盛岡八幡宮から南に進むとあさ開酒造につきあたり、東に一方通行の道が延びています。この通りが旧宮古街道に続く要所、旧上小路と呼ばれたところです。
上小路は「うわこうじ」が一応正式呼称ではありますが、地元ではもっぱら「わこうじ」と発音されており、「上小路会」という、この地にご縁のある方々が親睦を深めたり勉強したりする集まりもやはり「わこうじかい」と読むのだそうです。
「〇〇小路」という地名は侍町、つまり士分級の居住区につけられる呼称で、この通りは旧宮古街道に通じる主要道です。上小路の入り口には町奉行所支配の「十人組同心」という役人たちを住まわせ「十人丁」とも呼ばれていました。その先には道の両側に城下出入り口警固のため二組60人の足軽が、組頭の屋敷を中心に配置され「上小路組」といわれていました。番所は現在の「城下盛岡町名由来記」案内板付近にあったといわれています。
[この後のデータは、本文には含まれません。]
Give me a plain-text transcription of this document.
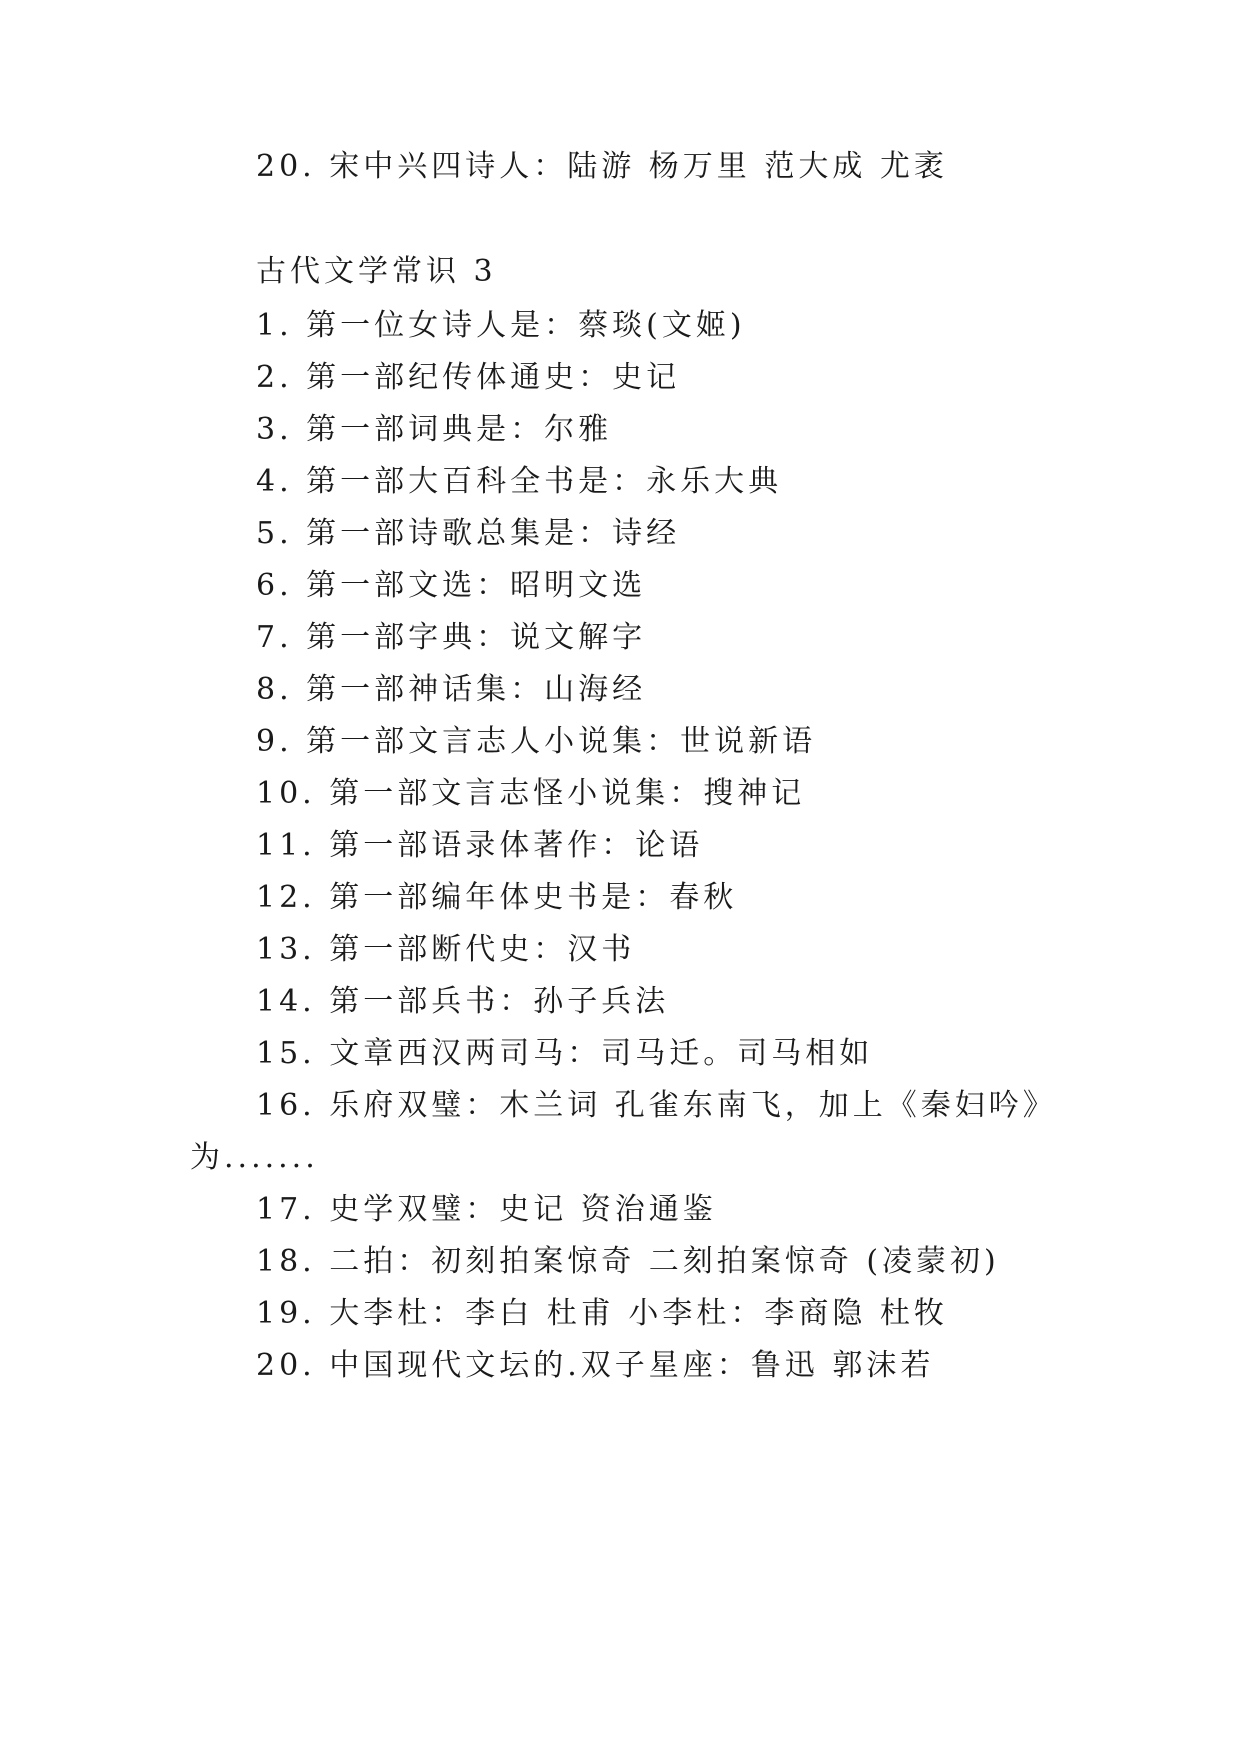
20. 宋中兴四诗人：陆游 杨万里 范大成 尤袤
古代文学常识 3
1. 第一位女诗人是：蔡琰(文姬)
2. 第一部纪传体通史：史记
3. 第一部词典是：尔雅
4. 第一部大百科全书是：永乐大典
5. 第一部诗歌总集是：诗经
6. 第一部文选：昭明文选
7. 第一部字典：说文解字
8. 第一部神话集：山海经
9. 第一部文言志人小说集：世说新语
10. 第一部文言志怪小说集：搜神记
11. 第一部语录体著作：论语
12. 第一部编年体史书是：春秋
13. 第一部断代史：汉书
14. 第一部兵书：孙子兵法
15. 文章西汉两司马：司马迁。司马相如
16. 乐府双璧：木兰词 孔雀东南飞，加上《秦妇吟》
为.......
17. 史学双璧：史记 资治通鉴
18. 二拍：初刻拍案惊奇 二刻拍案惊奇 (凌蒙初)
19. 大李杜：李白 杜甫 小李杜：李商隐 杜牧
20. 中国现代文坛的.双子星座：鲁迅 郭沫若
「十人丁」のあたりには糸治の田屋(別荘)もありました。糸治は城下町盛岡でも屈指の豪商で商家は国の重要文化財として盛岡市中央公民館に移設復元されていますが、その別邸が上小路にありました。広大な敷地の中うっそうとした木々に囲まれて建っていた重厚で格調高いお屋敷は、惜しくも20年ほど前に解体されてしまいました。解体直前に内部を見せていただく機会がありましたが、敷地内の稱徳館(しょうとくかん)から他県に流出した貴重な馬事文物に続き、またもや盛岡市は貴重な宝物を失うのかとただただ、ため息だけが出たものです。
通りから右に曲がると、河南中学校が見えてきます。前回少し触れましたが、河南中学校の前身である不来方中学校は1947年から1952年まで盛岡城跡公園内、現在「彦御蔵」がある場所にありました。1953年に河南中学校として移転・創立し、不来方中学校はわずか6年でその歴史を閉じたわけです。
河南中学校正門前には、全国の銭湯ファンによく知られたレトロな「菊の湯」がありましたが、ボイラーの故障により2021年に閉店してしまいました。薪で沸かした柔らかいお湯と金太郎のタイル絵がよみがえってきます。